Now I will run the second script from a SQL Agent job. It will be a simple one step job, using the “Operating System (CmdExec)” job type, running the same exact command that failed above.

When we run the SQL Agent job, it actually reports that it succeeded. Why would it say that, when we know that it failed? Even if we look at the job history, it has the same ugly error message.

The reason it shows as failed makes sense if you think about it – we asked the SQL Agent service to run powershell – it did. That is “success”. The SQL Agent job works within the scope of cmd.exe.

So how do we get that scope to realize that the job failed? I need the SQL Agent job to receive an error level code other than the default of 0. I do this by wrapping the PowerShell code in a try..catch block. In the catch I return an exit code that is different than 0. The last part we need is to return that error level to the SQL Agent service. For that, the actual command run by the SQL Agent job needs a second statement to return the error, %ERRORLEVEL%.
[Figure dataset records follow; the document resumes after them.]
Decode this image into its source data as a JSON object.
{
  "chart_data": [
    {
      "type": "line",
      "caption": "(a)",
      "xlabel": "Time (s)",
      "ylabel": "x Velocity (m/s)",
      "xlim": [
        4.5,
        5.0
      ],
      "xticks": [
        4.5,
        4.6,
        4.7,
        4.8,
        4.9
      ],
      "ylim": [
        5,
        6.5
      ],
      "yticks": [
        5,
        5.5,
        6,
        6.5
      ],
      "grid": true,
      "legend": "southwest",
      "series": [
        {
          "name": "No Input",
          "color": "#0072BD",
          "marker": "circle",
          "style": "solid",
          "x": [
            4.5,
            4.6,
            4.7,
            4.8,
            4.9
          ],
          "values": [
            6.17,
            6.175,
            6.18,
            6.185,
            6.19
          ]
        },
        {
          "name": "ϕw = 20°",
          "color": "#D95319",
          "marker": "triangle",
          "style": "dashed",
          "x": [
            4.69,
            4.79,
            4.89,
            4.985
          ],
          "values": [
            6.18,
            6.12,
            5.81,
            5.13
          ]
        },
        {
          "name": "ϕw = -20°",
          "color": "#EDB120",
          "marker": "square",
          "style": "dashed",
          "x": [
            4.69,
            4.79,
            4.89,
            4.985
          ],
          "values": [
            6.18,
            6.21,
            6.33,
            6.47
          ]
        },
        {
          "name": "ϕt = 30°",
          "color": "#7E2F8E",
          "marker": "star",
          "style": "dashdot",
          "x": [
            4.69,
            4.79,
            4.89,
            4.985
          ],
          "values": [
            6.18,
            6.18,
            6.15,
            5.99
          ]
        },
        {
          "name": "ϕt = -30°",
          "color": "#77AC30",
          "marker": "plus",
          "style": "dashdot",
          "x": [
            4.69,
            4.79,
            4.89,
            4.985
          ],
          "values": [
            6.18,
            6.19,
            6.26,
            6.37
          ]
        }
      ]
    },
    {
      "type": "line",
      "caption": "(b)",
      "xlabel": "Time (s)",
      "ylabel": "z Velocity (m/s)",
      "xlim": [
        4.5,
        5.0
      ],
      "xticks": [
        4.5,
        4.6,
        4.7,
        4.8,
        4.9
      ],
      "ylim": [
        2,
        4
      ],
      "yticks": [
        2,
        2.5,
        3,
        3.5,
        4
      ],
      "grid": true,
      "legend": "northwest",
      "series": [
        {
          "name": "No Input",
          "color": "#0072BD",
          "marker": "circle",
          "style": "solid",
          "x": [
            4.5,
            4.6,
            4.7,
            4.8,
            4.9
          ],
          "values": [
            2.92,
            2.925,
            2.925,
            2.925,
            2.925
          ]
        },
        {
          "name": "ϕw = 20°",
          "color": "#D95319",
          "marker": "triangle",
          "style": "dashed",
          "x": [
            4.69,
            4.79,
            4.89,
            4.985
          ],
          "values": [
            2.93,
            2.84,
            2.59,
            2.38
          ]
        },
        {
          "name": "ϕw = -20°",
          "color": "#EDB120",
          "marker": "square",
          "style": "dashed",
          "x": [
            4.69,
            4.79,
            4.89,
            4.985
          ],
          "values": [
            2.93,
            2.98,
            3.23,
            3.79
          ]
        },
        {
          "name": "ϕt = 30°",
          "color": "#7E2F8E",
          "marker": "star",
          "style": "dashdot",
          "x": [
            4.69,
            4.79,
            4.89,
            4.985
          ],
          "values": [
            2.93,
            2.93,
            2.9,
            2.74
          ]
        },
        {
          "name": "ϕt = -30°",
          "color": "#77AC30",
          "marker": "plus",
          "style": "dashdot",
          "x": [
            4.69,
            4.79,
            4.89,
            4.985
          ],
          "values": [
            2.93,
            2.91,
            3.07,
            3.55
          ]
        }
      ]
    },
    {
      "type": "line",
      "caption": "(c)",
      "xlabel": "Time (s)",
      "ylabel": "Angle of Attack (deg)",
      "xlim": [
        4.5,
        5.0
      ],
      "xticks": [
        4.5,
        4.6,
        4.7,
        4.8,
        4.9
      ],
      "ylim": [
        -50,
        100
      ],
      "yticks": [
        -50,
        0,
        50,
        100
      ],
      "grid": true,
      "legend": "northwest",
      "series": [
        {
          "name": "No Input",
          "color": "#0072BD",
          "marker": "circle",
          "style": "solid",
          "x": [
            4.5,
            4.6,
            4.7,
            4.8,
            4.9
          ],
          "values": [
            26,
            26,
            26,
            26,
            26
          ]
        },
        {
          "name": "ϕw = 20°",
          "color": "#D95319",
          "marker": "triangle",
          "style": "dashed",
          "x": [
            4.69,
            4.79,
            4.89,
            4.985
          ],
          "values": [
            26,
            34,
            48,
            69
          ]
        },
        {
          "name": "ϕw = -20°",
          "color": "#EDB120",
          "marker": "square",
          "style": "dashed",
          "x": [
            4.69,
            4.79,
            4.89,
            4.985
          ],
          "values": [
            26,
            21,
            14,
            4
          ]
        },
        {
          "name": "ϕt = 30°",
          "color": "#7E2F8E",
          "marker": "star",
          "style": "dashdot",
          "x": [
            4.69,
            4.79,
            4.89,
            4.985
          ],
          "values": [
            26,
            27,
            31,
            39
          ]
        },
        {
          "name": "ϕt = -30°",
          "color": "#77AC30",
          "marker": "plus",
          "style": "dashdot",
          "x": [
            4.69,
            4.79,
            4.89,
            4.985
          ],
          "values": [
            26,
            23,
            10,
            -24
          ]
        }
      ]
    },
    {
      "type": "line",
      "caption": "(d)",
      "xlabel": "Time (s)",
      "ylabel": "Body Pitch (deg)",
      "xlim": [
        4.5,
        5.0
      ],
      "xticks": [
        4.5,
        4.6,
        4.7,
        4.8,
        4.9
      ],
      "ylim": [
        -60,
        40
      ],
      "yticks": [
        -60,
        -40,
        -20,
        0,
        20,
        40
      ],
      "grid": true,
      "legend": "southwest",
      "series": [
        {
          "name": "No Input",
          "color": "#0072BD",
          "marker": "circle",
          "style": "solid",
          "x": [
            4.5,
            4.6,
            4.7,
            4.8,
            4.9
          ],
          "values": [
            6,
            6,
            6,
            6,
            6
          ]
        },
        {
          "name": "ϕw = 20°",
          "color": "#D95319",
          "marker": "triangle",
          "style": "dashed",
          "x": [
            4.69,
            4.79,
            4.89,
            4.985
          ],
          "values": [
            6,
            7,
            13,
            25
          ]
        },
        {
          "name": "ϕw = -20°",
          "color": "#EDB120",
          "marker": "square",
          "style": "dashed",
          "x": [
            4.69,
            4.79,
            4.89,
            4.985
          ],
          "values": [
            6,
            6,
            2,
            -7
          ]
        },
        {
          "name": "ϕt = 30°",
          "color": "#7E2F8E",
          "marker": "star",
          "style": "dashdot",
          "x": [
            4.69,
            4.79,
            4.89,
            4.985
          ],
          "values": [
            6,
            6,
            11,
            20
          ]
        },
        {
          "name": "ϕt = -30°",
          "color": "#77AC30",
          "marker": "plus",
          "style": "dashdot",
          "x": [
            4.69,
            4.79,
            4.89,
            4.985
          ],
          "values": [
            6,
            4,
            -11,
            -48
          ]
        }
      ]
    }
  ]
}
In order to return an error level code, we wrap the prior script in a try\catch block:

param($code=99)

try {
$Date = Get-Date
$Date.toBling("yyyyMMdd")
}
catch {
    $ScriptName = $MyInvocation.ScriptName
    $msg = $_.Exception.Message
    Write-Error "Error executing powershell script $ScriptName '"
    exit $code
}

Next, we modify the SQL Agent job to return the error level:

Now when we run the job, it returns a failed status as we would have hoped.